Canadian freestyle wrestler

Alexander Robert Moore (born August 18, 1997) is a Canadian freestyle wrestler competing in the 86 kg freestyle event.

==Personal life==
Moore grew up with the sport of wrestling and has been involved with it from a young age. Moore attended Selwyn House School, where his father was the wrestling coach; Vanier College; and Concordia University in Montreal.

==Career==
===Junior===
Moore first represented Canada at the 2014 Summer Youth Olympics in Nanjing, China, where he finished in 6th place in the 63 kg freestyle event. Moore followed this up with back to back gold medals at the Pan American Junior Championships in 2016 and 2017.

===Senior===
Moore's first senior competition came at the 2018 Commonwealth Games in the Gold Coast, Australia, where Moore finished in fifth place in the 86 event. Moore would also represent Canada at the 2019 Pan American Games in Lima, Peru, where he would finish fifth again in the 86 event.

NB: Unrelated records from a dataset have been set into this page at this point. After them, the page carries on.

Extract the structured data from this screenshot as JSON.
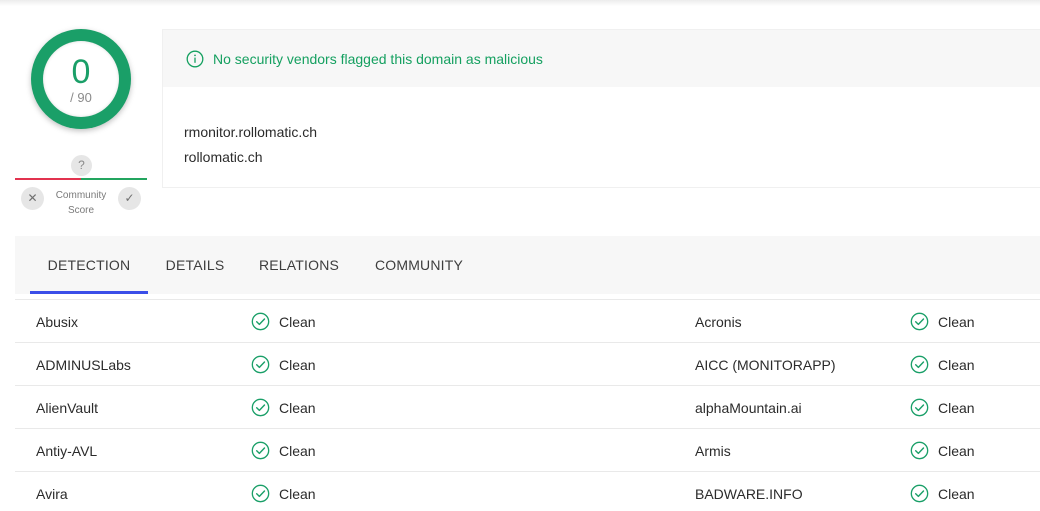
{
  "score": {
    "detections": "0",
    "total": "/ 90"
  },
  "community": {
    "unknown_label": "?",
    "label": "Community Score",
    "down_symbol": "✕",
    "up_symbol": "✓"
  },
  "banner": {
    "icon": "info-icon",
    "message": "No security vendors flagged this domain as malicious",
    "color": "#15a060"
  },
  "domains": [
    "rmonitor.rollomatic.ch",
    "rollomatic.ch"
  ],
  "tabs": [
    {
      "label": "DETECTION",
      "active": true
    },
    {
      "label": "DETAILS",
      "active": false
    },
    {
      "label": "RELATIONS",
      "active": false
    },
    {
      "label": "COMMUNITY",
      "active": false
    }
  ],
  "results": [
    {
      "left": {
        "vendor": "Abusix",
        "result": "Clean"
      },
      "right": {
        "vendor": "Acronis",
        "result": "Clean"
      }
    },
    {
      "left": {
        "vendor": "ADMINUSLabs",
        "result": "Clean"
      },
      "right": {
        "vendor": "AICC (MONITORAPP)",
        "result": "Clean"
      }
    },
    {
      "left": {
        "vendor": "AlienVault",
        "result": "Clean"
      },
      "right": {
        "vendor": "alphaMountain.ai",
        "result": "Clean"
      }
    },
    {
      "left": {
        "vendor": "Antiy-AVL",
        "result": "Clean"
      },
      "right": {
        "vendor": "Armis",
        "result": "Clean"
      }
    },
    {
      "left": {
        "vendor": "Avira",
        "result": "Clean"
      },
      "right": {
        "vendor": "BADWARE.INFO",
        "result": "Clean"
      }
    }
  ],
  "colors": {
    "accent": "#3b4ee8",
    "clean": "#1a9f68",
    "malicious": "#e2334f"
  }
}
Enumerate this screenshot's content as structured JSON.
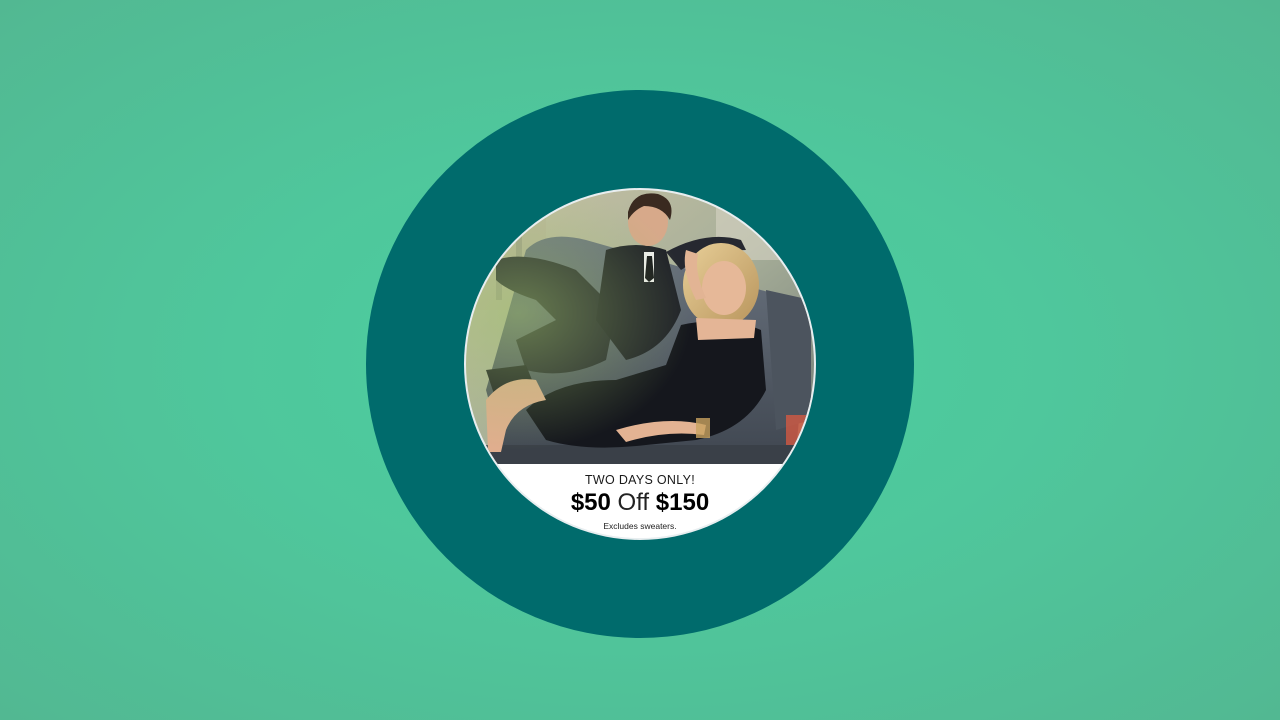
{
  "colors": {
    "background": "#4fc79c",
    "ring": "#006b6c",
    "promo_panel": "#ffffff"
  },
  "promo": {
    "kicker": "TWO DAYS ONLY!",
    "offer_amount": "$50",
    "offer_word": "Off",
    "offer_threshold": "$150",
    "note": "Excludes sweaters."
  },
  "image": {
    "subject": "fashion-couple-on-sofa-photo"
  }
}
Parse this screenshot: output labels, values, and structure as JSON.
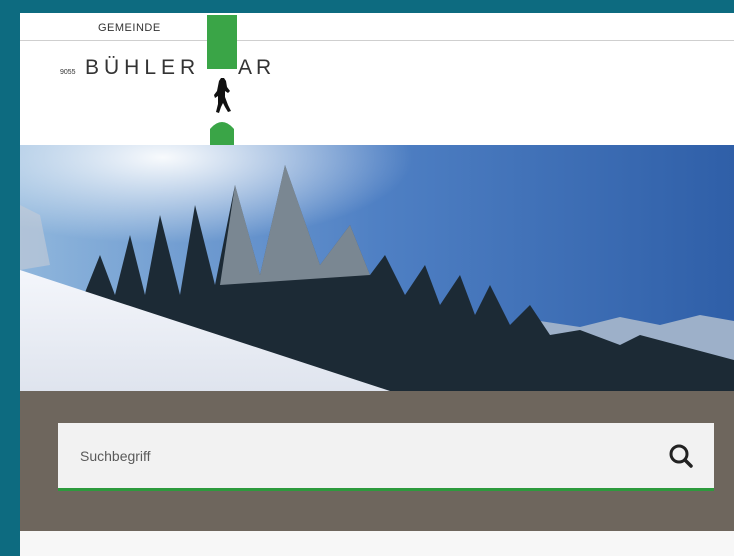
{
  "logo": {
    "top_text": "GEMEINDE",
    "zip": "9055",
    "name": "BÜHLER",
    "canton": "AR",
    "alt": "Gemeinde Bühler AR"
  },
  "search": {
    "placeholder": "Suchbegriff",
    "button_icon": "search-icon"
  },
  "colors": {
    "frame": "#0d6b80",
    "band": "#6e665d",
    "accent": "#2d9a3d"
  }
}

In 2021, Moore won a wrestle-off to represent Canada at the final Olympic qualifier. In June 2022, Moore was named to Canada's 2022 Commonwealth Games team.

He competed in the 86 kg event at the 2022 World Wrestling Championships held in Belgrade, Serbia.

In 2024, at the Pan American Wrestling Olympic Qualification Tournament held in Acapulco, Mexico, he earned a quota place for Canada for the 2024 Summer Olympics held in Paris, France. He competed in the men's freestyle 86 kg event at the Olympics.